在蕭越看來,他在這酒樓住的一個月時間,确實是沒有做什麽出格的事,最多也就摔幾個碟子碗的,又不是什麽貴重物品,摳搜的,講了不知道多少遍,蕭越表示委屈。
不過他是看出來了,唐悅朝廖青兩個是懶得看他委屈的,只能把委屈給張曉黎看了。
“看什麽看?”廖青搖着扇子,隔空怼了一把蕭越,“委屈就回去睡覺去,在這擠眼睛想幹什麽?”
張曉黎被廖青這是非不分都一波醋吃的笑出了聲。
蕭越看了更加的可憐巴巴了,不過張曉黎——
“我看你眼皮子一直跳,俗話說左跳財,又跳災,不過我們那邊說,睡着了不睜開眼睛,眼皮不跳,災就走了,不然你先回去睡一覺,休息休息再出來吧——”張曉黎忍着笑安慰了蕭越一波。
蕭越癟了癟嘴,有一種孤立無援的感覺。
他想他父王母妃……
不對,是他父王了。
蕭越倒是真的有點謝謝張曉黎那句“俗話說”了,真的準備回去休息休息去了,不過他的肚子及時的出聲止住了他。

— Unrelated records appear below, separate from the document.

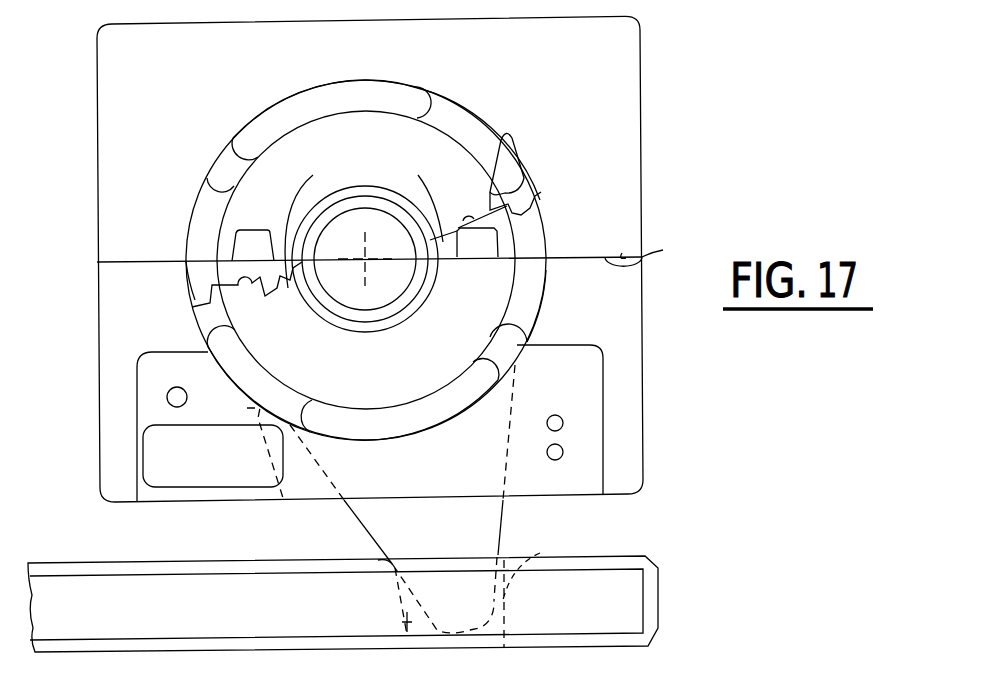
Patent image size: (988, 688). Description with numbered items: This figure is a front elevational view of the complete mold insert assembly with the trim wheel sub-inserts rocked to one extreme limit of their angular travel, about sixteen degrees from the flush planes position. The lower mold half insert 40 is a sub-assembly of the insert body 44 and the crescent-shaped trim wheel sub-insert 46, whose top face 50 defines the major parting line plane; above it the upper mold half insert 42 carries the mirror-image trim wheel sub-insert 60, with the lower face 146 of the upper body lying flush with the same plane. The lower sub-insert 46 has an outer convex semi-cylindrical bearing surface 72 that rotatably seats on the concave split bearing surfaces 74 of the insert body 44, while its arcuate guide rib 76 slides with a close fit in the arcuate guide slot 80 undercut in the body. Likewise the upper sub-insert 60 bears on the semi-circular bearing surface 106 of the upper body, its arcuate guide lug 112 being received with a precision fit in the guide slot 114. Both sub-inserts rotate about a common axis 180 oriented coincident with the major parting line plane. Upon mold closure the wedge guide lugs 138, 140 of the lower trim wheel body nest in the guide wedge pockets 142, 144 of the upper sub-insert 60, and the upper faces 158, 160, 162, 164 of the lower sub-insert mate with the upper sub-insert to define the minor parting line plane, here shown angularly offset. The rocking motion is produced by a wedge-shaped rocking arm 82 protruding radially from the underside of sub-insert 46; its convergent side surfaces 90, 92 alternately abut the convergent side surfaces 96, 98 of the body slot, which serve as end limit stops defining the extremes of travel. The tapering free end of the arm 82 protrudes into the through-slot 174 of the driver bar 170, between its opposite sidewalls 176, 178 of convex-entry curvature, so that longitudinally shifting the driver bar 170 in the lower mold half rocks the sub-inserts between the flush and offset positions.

The lower mold half insert 40 is at (654, 335).
The upper mold half insert 42 is at (670, 80).
The insert body 44 is at (640, 420).
The trim wheel sub-insert 46 is at (209, 322).
The top face 50 is at (622, 253).
The trim wheel sub-insert 60 is at (203, 203).
The bearing surface 72 is at (549, 266).
The split bearing surfaces 74 is at (537, 304).
The guide rib 76 is at (398, 407).
The guide slot 80 is at (262, 366).
The rocking arm 82 is at (494, 533).
The side surface 90 is at (363, 527).
The side surface 92 is at (498, 512).
The side surface 96 is at (240, 408).
The side surface 98 is at (500, 413).
The bearing surface 106 is at (534, 176).
The guide lug 112 is at (363, 92).
The guide slot 114 is at (464, 114).
The wedge guide lug 138 is at (247, 295).
The wedge guide lug 140 is at (508, 133).
The guide wedge pocket 142 is at (252, 227).
The guide wedge pocket 144 is at (460, 217).
The lower face 146 is at (655, 245).
The upper face 158 is at (540, 206).
The upper face 160 is at (407, 196).
The upper face 162 is at (318, 216).
The upper face 164 is at (203, 297).
The driver bar 170 is at (190, 560).
The through-slot 174 is at (508, 603).
The sidewall 176 is at (400, 621).
The sidewall 178 is at (540, 553).
The axis 180 is at (360, 250).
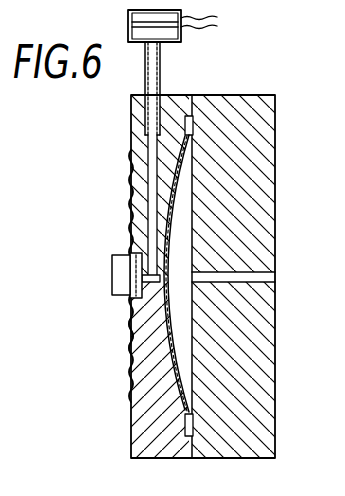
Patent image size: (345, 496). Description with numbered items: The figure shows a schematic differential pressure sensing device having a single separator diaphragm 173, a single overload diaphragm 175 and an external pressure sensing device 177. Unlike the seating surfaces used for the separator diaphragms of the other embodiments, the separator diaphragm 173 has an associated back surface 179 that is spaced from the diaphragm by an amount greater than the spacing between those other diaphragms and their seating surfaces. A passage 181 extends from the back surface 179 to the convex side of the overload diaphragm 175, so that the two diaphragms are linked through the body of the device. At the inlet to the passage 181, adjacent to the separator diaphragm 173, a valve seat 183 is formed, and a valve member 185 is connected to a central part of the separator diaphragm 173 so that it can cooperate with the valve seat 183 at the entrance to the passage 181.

The separator diaphragm 173 is at (132, 346).
The overload diaphragm 175 is at (185, 206).
The external pressure sensing device 177 is at (183, 36).
The back surface 179 is at (125, 181).
The passage 181 is at (128, 334).
The valve seat 183 is at (118, 279).
The valve member 185 is at (130, 283).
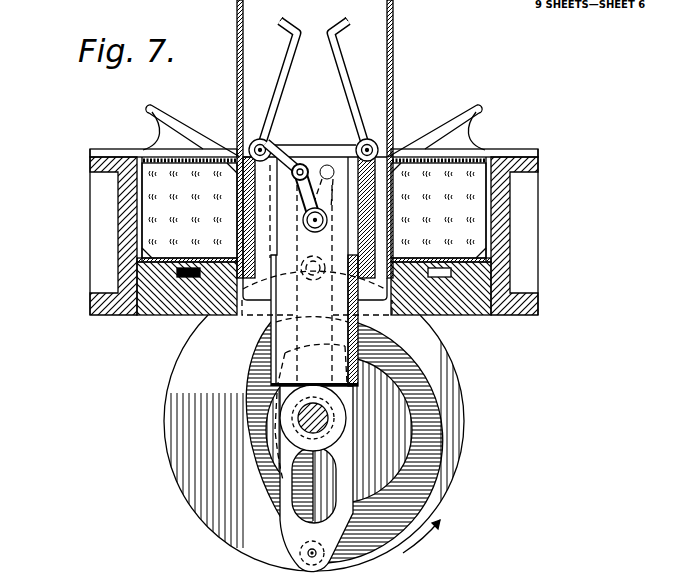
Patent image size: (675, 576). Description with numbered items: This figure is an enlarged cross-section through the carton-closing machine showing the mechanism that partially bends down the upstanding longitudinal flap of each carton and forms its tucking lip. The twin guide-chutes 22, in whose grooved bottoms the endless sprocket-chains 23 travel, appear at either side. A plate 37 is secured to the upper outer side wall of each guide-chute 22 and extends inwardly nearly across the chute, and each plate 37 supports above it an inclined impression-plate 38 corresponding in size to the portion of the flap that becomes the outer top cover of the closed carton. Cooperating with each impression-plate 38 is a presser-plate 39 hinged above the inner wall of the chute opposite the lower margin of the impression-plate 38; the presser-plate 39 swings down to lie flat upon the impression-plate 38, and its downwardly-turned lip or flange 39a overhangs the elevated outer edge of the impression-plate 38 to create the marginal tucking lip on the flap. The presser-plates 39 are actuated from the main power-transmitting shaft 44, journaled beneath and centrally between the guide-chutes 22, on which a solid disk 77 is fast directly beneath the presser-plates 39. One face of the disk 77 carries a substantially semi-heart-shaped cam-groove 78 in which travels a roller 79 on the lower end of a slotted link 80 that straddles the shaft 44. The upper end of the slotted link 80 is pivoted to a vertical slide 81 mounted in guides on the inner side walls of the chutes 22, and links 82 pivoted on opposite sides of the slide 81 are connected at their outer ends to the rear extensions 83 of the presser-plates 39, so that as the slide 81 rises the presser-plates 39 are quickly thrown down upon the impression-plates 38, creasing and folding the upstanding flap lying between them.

The guide-chute 22 is at (137, 226).
The endless sprocket-chain 23 is at (184, 279).
The plate 37 is at (122, 152).
The impression-plate 38 is at (198, 125).
The presser-plate 39 is at (350, 83).
The downwardly-turned lip or flange 39a is at (284, 22).
The main power-transmitting shaft 44 is at (306, 416).
The solid disk 77 is at (452, 405).
The cam-groove 78 is at (425, 456).
The roller 79 is at (325, 559).
The slotted link 80 is at (347, 487).
The vertical slide 81 is at (308, 234).
The link 82 is at (294, 195).
The rear extension 83 is at (276, 148).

“咕——咕~~”蕭越捂着肚子,唐悅朝楞了一下,笑的直不起來腰。
“笑什麽笑,要不是因為你,我早就……”蕭越氣呼呼的。
“要不是老子,你早就餓死了。”唐悅朝接了下半句。
“你……!”蕭越學着翻了個白眼,故作不在意的把頭扭到一邊,懶得理唐悅朝了。
過來不時,一個應該是管事的人就領了一群端着托盤的小二進了院子,到底是大東家,這點方便還是給安排的明明白白的。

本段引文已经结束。